Saleh’s speech echoed remarks made last month by Egyptian President Hosni Mubarak at a time when he was struggling to contain a rebellion in his own country. It was Mubarak’s Feb. 11 ouster that reenergized Yemen’s protesters to push, in ever larger numbers, for Saleh to resign.
Outside Sanaa University on Friday, at the spot that has become the epicenter of the uprising, dubbed Change Square, southerners and northerners chewed the narcotic khat together. Tribes allied with northern Houthi rebels erected tents near Yemeni soldiers loyal to Ali Mohsen al-Ahmar, the top general and key Saleh ally who for years had fought the rebels. He is now aligned with the protesters. In a remarkable shift, southerners on Friday did not call for secession; northerners did not promote their rebellion.

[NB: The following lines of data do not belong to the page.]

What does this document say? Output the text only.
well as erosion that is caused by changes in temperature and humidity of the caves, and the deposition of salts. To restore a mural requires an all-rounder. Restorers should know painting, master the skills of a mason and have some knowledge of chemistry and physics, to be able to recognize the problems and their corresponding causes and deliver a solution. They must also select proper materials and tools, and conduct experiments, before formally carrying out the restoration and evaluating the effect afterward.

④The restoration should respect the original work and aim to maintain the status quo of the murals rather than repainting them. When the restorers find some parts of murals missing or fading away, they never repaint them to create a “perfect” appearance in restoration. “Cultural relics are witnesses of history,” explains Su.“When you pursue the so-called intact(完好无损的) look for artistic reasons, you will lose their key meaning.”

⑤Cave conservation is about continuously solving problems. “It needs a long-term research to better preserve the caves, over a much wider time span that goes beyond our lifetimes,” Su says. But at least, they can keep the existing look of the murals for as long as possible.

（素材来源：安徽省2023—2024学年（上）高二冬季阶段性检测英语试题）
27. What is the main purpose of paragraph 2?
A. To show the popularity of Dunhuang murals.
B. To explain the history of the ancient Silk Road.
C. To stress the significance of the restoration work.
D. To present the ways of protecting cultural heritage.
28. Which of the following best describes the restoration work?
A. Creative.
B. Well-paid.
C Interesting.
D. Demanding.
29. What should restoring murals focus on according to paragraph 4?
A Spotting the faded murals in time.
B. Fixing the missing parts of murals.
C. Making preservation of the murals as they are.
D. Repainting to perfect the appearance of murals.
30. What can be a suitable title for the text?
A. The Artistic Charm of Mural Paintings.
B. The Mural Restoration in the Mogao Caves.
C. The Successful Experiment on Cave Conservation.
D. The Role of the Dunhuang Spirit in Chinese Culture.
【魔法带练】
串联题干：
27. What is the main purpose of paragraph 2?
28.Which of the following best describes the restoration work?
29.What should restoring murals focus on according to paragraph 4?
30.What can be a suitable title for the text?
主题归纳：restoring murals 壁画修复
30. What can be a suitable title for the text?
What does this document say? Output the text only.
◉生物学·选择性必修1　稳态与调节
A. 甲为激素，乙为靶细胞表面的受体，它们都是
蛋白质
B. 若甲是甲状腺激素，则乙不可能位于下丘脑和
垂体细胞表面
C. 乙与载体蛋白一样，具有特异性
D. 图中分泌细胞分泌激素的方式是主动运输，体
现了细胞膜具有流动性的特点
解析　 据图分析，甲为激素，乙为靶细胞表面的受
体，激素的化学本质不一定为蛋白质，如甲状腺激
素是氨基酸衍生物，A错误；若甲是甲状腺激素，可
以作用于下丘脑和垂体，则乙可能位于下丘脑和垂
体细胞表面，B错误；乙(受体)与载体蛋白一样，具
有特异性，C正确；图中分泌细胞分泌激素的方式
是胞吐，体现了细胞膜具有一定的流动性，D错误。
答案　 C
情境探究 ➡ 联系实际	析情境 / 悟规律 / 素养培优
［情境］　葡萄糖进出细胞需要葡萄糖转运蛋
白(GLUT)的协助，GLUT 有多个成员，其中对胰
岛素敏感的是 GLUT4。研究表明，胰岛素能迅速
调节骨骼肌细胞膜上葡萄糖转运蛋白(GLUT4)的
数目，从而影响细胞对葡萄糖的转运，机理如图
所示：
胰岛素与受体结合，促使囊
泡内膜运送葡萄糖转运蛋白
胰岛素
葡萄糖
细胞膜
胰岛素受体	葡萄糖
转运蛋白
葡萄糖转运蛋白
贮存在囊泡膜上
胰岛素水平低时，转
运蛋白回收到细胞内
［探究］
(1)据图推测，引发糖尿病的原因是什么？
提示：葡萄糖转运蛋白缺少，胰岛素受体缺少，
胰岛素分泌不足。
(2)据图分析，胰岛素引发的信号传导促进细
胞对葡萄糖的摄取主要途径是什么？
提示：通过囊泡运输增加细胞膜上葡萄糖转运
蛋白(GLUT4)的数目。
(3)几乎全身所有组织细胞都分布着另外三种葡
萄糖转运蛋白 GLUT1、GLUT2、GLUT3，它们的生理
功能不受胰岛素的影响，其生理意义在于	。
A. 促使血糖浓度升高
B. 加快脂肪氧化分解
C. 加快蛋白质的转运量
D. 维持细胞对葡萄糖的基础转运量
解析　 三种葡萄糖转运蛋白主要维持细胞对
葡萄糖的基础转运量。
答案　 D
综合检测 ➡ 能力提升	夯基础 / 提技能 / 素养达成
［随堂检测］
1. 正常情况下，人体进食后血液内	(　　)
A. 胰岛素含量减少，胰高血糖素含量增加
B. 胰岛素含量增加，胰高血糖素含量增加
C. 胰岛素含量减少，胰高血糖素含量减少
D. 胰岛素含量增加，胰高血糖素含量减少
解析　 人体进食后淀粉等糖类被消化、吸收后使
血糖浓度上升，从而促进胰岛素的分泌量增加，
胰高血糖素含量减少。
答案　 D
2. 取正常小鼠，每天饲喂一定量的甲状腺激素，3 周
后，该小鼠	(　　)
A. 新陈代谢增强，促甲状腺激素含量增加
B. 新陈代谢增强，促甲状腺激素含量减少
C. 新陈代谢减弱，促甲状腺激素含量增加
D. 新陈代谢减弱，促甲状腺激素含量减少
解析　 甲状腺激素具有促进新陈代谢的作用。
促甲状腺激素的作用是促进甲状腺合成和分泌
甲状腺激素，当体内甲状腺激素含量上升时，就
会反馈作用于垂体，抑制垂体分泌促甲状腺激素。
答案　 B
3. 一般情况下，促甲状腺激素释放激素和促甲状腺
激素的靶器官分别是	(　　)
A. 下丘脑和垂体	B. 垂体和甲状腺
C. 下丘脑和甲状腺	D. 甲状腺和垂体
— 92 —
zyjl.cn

“Once again, Saleh has become the great unifier of all the Yemeni people, this time against himself,” said Abdulghani al-Iryani, a political analyst, referring to Saleh becoming president of a united North and South Yemen in 1990. “I can sense the camaraderie and good feelings among opposite groups, who have identified the regime as their common enemy and are now prepared to coexist with each other peacefully.”
Divide and rule
For years, Saleh dominated through a divide-and-rule strategy, which he described as “dancing on the heads of snakes.” Through a system of patronage, he gave chosen tribal leaders money, weapons, jobs and government positions in exchange for their loyalty. He often played tribes against each other to weaken them. But such tactics also bred envy and resentment among less fortunate tribes.
Saleh’s favoritism also bolstered a system in which Yemenis turned to their tribes for support, ensuring that they were more loyal to individual tribes than their nation.
“Once, he pushed us into conflict with another tribe,” said Abdulrahman Guizeika, whose own tribe had set up a protest tent. “That tribe is also here now. We chewed khat with them the other day.”
A few tents down along Justice Street, Hudaiqi Ayed, a 30-year-old civil engineer, said the government had convinced him that Houthis — Shiite Muslims who practice the Zaidi brand of Islam — were backed by Iran. But after conversations with them, he said, he was convinced otherwise. “They are like us. Yemen is one big family,” said Ayed, who like most Yemenis is a Sunni Muslim.
Nearby, Abdullah al-Nigar, a southerner, said that for years he had favored secession from the north. No longer. “Saleh is the cause of the problems we face in the south. If he resigns, they will vanish,” he said. “We will have no reason to secede.”
Many in Change Square echoed his sentiments, declaring that without Saleh, a new Yemen could be created, ruled by modern laws rather than tribal codes.
The old order
Yet there were also some signs that the old order could remain. When asked whether Ali Mohsen al-Ahmar, the defected general, could one day lead Yemen, Muhsin Naji, a tribesman from the Baqeel, angrily said: “No one from the house of Ahmar can lead us. We reject them all.”
And in Sanaa’s Tahrir Square, where Saleh’s loyalists are camped, many predicted violence if the president stepped down prematurely.
“If the president accepts the opposition’s demands and steps down, the north and south will erupt and there will be civil war. And al-Qaeda will exploit this to demand whatever they want,” said Mohammed Hussein al-Huleisi, a tribal leader from Marib. “Whoever demands change is the enemy of the country.”